As time goes by, I tend to make notes of things I find interesting, either on my portable telephone or in a small notebook. Sometimes I use them in a subsequent blog, sometimes I discard them, wondering why on earth I made a note in the first place. On 21st December 2024, we were watching a very silly film on the telly called Carry On – “ooh er missus” (one for the teenagers, there) – starring Taron Egerton and Jason Bateman and at one point the former said, “Dreams have an expiration date“. If I had been making tracks, this revelation would have stopped me in them. Because dreams do have an expiry/expiration date, don’t they?
That expiry date is surely determined by the passage of life, eventually leading to death. But, having done a Google search, I guess this is not a cut and dried situation. Some say dreams definitely do have an expiry date, others don’t. I guess it depends on the kind of dream you want to have.
For instance, I always dreamed of being a writer and I suppose you could say that dream came true. Perhaps, I should have been more specific and prefaced writer with, ‘a successful‘ but I suppose beggars can’t be choosers. Maybe there is a God after all (there isn’t) and he took me literally. “You want to be a writer, well okay then: you will be a writer!” Getting as many views in over a decade as a tabloid hack attracts on a single morning was not, perhaps, the success I envisaged. Lesson learned: be more specific.
Another dream was to take an RV or Campervan around some smaller Greek islands. In 1992, we saw people doing just that in Skopelos, popping up in quiet bays, sunbathing and swimming and then visiting the local tavernas at close of play. Technically, we could still do that, but physically it would be far more of a ‘challenge’. 33 years ago, it would have been a doddle. Today, I am not sure I could, or would even want to ‘rough it’. I ache in places I didn’t know I had places, every minor football injury from my somewhat less than stellar parks career has come back to haunt me. Only yesterday, I had an horrendous arthritic flare-up in my hand, which made even changing gears in my car a painful inconvenience. Worse, these aches and pains just seem to come out of nowhere. If I had arranged to play golf yesterday, I would have had to cry off. And as for my bad back – woe is me – acquired while playing football in my early twenties, that’s not going to get better, is it?
On tinternet, you find numerous dissenting voices, people who had a lifelong dream and eventually they pursued it and it came true. ‘Dreams don’t work unless we do,’ says one blogger, describing how in this instance they had a dream of living in a particular place and becoming a personal trainer and their dream came true. Okay, fine, I thought. But you did this when you were young and, critically, fit and affluent enough to do it. How many of us are not one or both of these things?

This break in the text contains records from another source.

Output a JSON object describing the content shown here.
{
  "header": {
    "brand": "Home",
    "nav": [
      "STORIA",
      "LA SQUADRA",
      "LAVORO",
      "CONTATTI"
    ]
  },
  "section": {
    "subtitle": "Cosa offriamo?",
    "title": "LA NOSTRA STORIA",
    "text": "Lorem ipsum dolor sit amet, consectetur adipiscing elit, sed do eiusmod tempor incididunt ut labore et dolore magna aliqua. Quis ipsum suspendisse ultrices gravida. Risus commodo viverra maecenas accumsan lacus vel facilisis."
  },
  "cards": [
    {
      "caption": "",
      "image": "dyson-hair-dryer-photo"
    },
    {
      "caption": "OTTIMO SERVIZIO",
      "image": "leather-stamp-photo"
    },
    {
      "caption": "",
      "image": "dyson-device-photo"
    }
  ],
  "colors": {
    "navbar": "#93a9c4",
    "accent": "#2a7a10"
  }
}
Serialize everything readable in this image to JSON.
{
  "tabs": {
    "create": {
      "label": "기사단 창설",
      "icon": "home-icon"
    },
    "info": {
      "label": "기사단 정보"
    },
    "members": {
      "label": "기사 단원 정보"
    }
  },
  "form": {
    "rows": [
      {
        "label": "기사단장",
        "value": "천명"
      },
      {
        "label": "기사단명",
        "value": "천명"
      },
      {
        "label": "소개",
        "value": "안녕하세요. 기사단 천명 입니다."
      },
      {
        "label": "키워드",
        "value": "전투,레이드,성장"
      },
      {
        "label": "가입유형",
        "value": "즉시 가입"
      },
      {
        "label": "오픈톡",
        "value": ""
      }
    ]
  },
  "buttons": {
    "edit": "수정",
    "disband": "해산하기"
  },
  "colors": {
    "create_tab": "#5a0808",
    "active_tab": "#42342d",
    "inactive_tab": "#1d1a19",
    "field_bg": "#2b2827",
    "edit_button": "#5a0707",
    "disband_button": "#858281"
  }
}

I do have some dreams that are still attainable. Finishing that second difficult book, visiting the Maldives, renting a big house with a pool high in the Tuscan hills, having a cab ride in a train going over Shap Summit or the Settle and Carlisle line, enjoying an intimate relationship with Natalie Imbruglia; all very attainable dreams, I am sure you would agree. And it’s true that, with the possible exception of the one involving Ms Imbruglia, these dreams could come true but one day, maybe someday soon, the dreams will die, as surely as I will.
The best unwanted advice I can give you is to do the things you want to do and visit the places you want to visit while you still can. As Carl Wilson and Jack Rieley wrote in their song Long Promised Road which appeared on the Beach Boys magnificent 1971 album Surf’s Up, ‘Hit hard at the battle that’s confronting me, yeah. Knock down all the roadblocks a-stumbling me. Throw off all the shackles that are binding me down.’ Then get out there and follow those dreams because, in my view, dreams do have an expiry date and they don’t all come true. Far from it.